Congressional leaders and the White House are discussing a plan to avoid a second prolonged government shutdown by passing a short-term stopgap spending bill for the Department of Homeland Security.
Democrats have said they would not pass a full-year funding bill for DHS without guardrails to rein in ICE and other federal agents tasked with carrying out President Trump’s deportation agenda.
Republicans did not want to remove the DHS bill from a broader package of spending bills that also includes funding for the departments of Defense, Education, Health and Human Services, Labor, State, Transportation, Treasury and Housing and Urban Development.
Senate Majority Leader John Thune, South Dakota Republican, said he is “hopeful” that a compromise can be reached to pass the other five full-year spending bills and a stopgap for DHS.
The plan, which is not finalized, would not totally avert a partial government shutdown set to hit at midnight Friday because the House, which is on recess this week, would need to come back to Washington to pass the updated package.

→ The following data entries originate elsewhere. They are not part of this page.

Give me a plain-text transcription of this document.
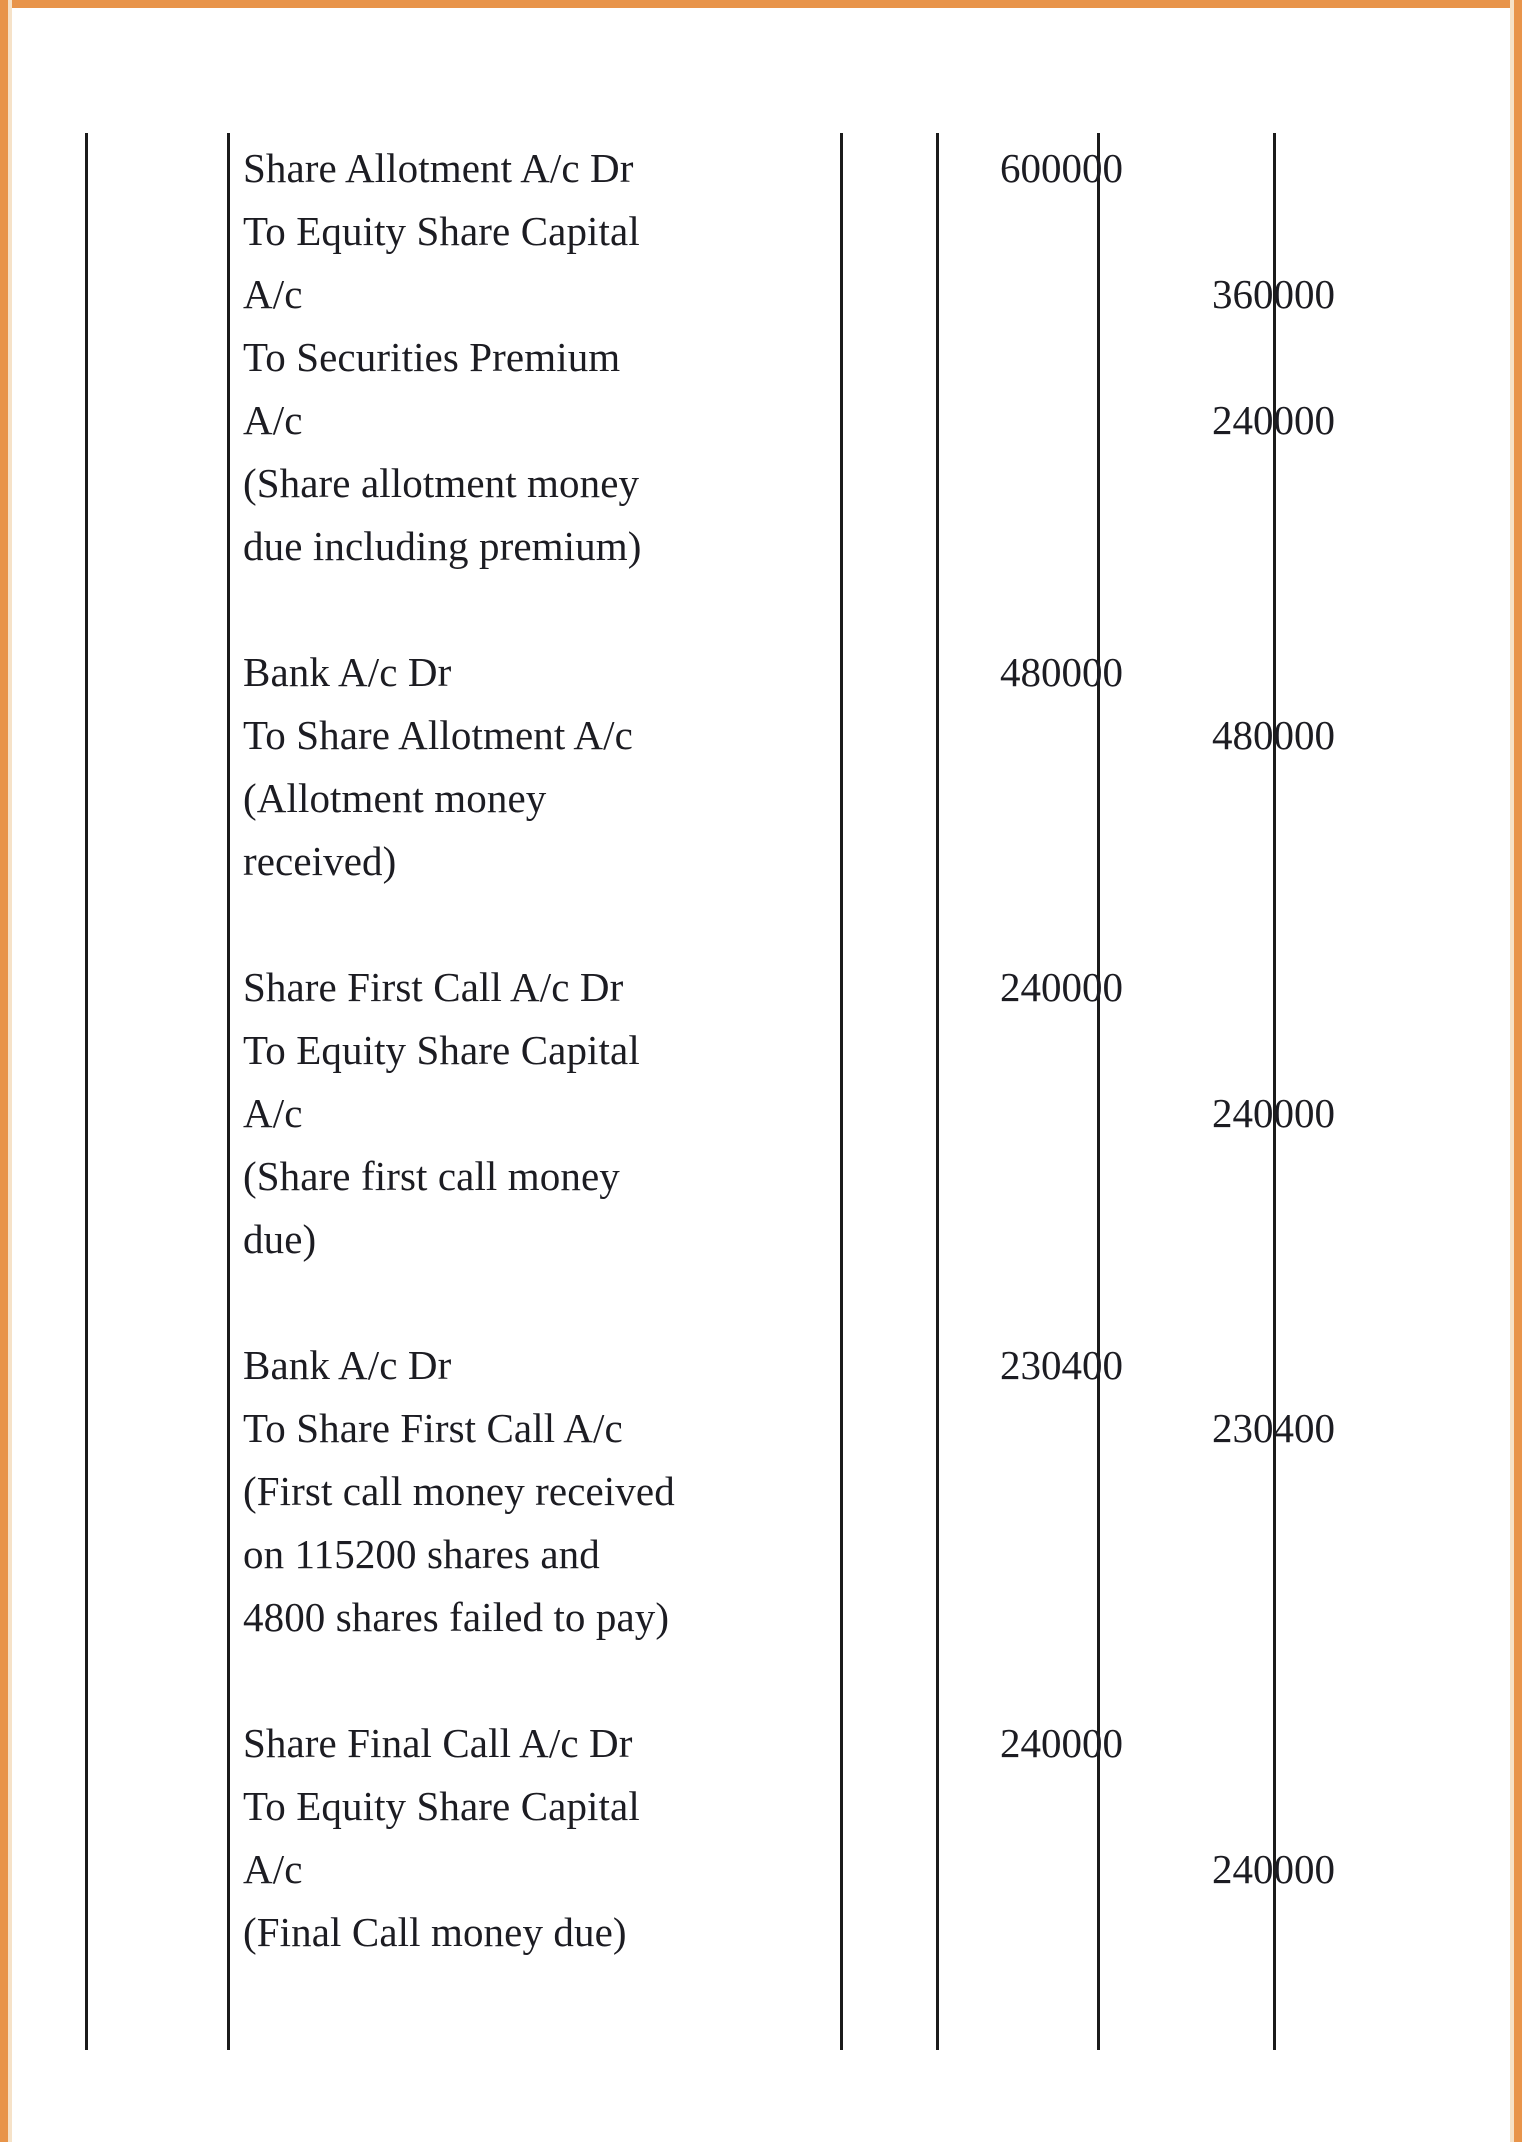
Share Allotment A/c Dr
To Equity Share Capital
A/c
To Securities Premium
A/c
(Share allotment money
due including premium)

Bank A/c Dr
To Share Allotment A/c
(Allotment money
received)

Share First Call A/c Dr
To Equity Share Capital
A/c
(Share first call money
due)

Bank A/c Dr
To Share First Call A/c
(First call money received
on 115200 shares and
4800 shares failed to pay)

Share Final Call A/c Dr
To Equity Share Capital
A/c
(Final Call money due)
600000

480000

240000

230400

240000

360000

240000

480000

240000

230400

240000
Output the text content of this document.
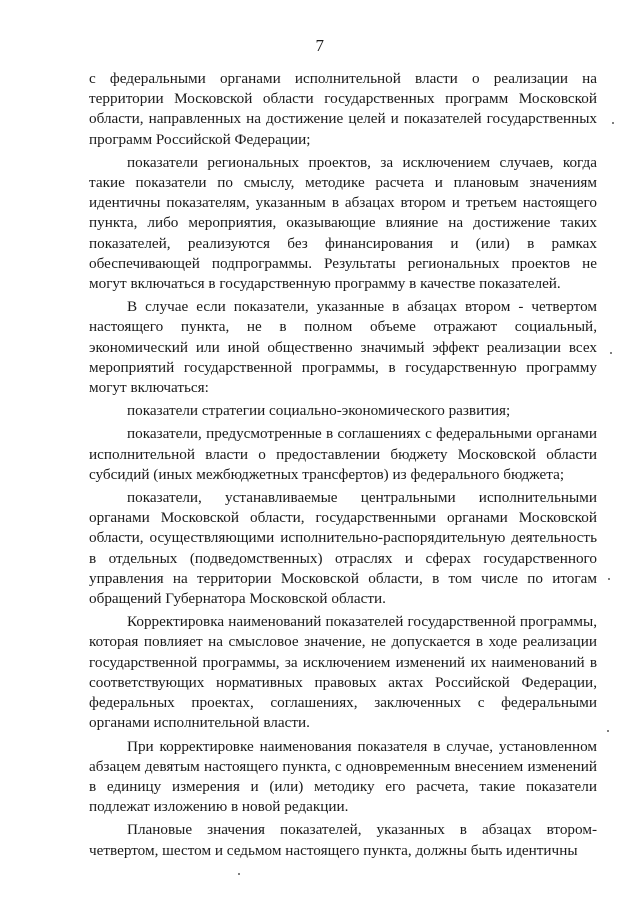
7

с федеральными органами исполнительной власти о реализации на территории Московской области государственных программ Московской области, направленных на достижение целей и показателей государственных программ Российской Федерации;

показатели региональных проектов, за исключением случаев, когда такие показатели по смыслу, методике расчета и плановым значениям идентичны показателям, указанным в абзацах втором и третьем настоящего пункта, либо мероприятия, оказывающие влияние на достижение таких показателей, реализуются без финансирования и (или) в рамках обеспечивающей подпрограммы. Результаты региональных проектов не могут включаться в государственную программу в качестве показателей.

В случае если показатели, указанные в абзацах втором - четвертом настоящего пункта, не в полном объеме отражают социальный, экономический или иной общественно значимый эффект реализации всех мероприятий государственной программы, в государственную программу могут включаться:

показатели стратегии социально-экономического развития;

показатели, предусмотренные в соглашениях с федеральными органами исполнительной власти о предоставлении бюджету Московской области субсидий (иных межбюджетных трансфертов) из федерального бюджета;

показатели, устанавливаемые центральными исполнительными органами Московской области, государственными органами Московской области, осуществляющими исполнительно-распорядительную деятельность в отдельных (подведомственных) отраслях и сферах государственного управления на территории Московской области, в том числе по итогам обращений Губернатора Московской области.

Корректировка наименований показателей государственной программы, которая повлияет на смысловое значение, не допускается в ходе реализации государственной программы, за исключением изменений их наименований в соответствующих нормативных правовых актах Российской Федерации, федеральных проектах, соглашениях, заключенных с федеральными органами исполнительной власти.

При корректировке наименования показателя в случае, установленном абзацем девятым настоящего пункта, с одновременным внесением изменений в единицу измерения и (или) методику его расчета, такие показатели подлежат изложению в новой редакции.

Плановые значения показателей, указанных в абзацах втором-четвертом, шестом и седьмом настоящего пункта, должны быть идентичны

But if the House can pass it this weekend or early next week, the impacts of a brief funding lapse would be minimal.
SEE ALSO: Schumer lays out Senate Democrats’ plan on reining in ICE through DHS funding bill
“There have been very constructive discussions and conversations,” Mr. Thune told reporters. “But I don’t want to get the cart before the horse.”
He said it is up to Senate Democratic leaders and the White House to figure out how long a short-term DHS stopgap would last and what the next step for negotiations on changes to ICE operations would be.
The latter would be key to avoiding a DHS shutdown whenever the stopgap ends.
Senate Majority Leader Charles E. Schumer, New York Democrat, did not mention the potential DHS stopgap in his daily floor speech on Thursday but said Senate Democrats were prepared to pass the other five spending bills that day.
Mr. Schumer cited remarks from White House border czar Tom Homan on Thursday in which he said that people who do not like what ICE is doing would have to take up changes to the law with Congress.
“I don’t agree very much with Mr. Homan, and he’s certainly not my choice for someone to lower the temperature in Minneapolis, but he’s right saying the epicenter of change has to be Congress, not the executive branch,” Mr. Schumer said.